そうして私と神君はあの吸血種と戦うことを決めた。



それからしばらくすると菜月と愛海が家に訪ねてきた。事前に連絡もなかったし息も若干あがっているところを見ると急いできたんだろう。


「美夜大丈夫?」

「うん、私は平気だよ」

「そっか、よかった…」


どうやら二人は私がショックを受けてないか心配してくれていたらしい。


「クラスのみんなは私のこと何か言ってた?」

「っ、いろいろかな…」


菜月はそう言って悲しそうな顔をする。その様子から考えると、私のことを怖がったり嫌がったりしている人も多かったに違いない。


「私と神君はこの街を出るわ」

「「えっ」」


菜月も愛海も口をそろえて驚いたあと、またすぐに悲しげな顔になる。二人だって仕方がないことだと理解しているんだろう。それにもう二度と会えなくなるというわけじゃないし、電話なりメールなりいつでも連絡はとれる。友梨佳ちゃんにも教えることは教えたし、そういう意味で思い残すことは何もない。

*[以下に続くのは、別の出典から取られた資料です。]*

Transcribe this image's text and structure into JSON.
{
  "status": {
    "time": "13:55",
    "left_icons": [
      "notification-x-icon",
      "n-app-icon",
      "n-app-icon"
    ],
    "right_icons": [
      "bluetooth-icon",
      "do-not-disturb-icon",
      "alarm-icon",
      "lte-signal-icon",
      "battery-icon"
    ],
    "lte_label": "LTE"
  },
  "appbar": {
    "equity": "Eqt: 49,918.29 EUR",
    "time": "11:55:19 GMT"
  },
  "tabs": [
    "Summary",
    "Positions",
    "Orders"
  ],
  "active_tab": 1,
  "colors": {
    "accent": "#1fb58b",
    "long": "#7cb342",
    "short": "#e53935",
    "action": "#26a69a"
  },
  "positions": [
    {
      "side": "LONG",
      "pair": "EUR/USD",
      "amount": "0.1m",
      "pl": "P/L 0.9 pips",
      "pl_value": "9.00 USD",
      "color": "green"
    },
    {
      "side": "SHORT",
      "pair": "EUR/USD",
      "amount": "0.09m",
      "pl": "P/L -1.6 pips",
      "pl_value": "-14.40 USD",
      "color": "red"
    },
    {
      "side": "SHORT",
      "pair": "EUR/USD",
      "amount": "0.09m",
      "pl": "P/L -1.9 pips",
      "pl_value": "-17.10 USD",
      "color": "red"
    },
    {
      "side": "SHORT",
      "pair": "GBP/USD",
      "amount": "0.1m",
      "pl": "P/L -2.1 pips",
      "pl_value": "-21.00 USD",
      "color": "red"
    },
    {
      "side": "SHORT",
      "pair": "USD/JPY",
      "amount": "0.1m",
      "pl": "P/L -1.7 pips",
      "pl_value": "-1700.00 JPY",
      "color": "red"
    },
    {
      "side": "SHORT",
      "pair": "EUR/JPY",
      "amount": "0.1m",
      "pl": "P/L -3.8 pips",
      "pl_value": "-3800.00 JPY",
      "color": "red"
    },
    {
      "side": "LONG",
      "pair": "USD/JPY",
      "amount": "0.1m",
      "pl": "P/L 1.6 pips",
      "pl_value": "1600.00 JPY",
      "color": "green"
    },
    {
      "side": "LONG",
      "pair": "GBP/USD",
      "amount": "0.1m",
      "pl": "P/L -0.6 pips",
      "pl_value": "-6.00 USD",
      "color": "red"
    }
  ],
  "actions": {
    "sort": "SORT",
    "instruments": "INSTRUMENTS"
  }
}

「仕方ないことかもしれないけど会えなくなるのはさみしいわ」

「大丈夫よ、寂しくなったら電話もメールもできるんだし」

「それはそうだけど…」


それから少しの間みんなで話して、次がいつになるかわからない最後の会話を楽しんだ。

その後、私と神君は二人を家まで送り届けてから準備を始めた。あの吸血種を倒すために。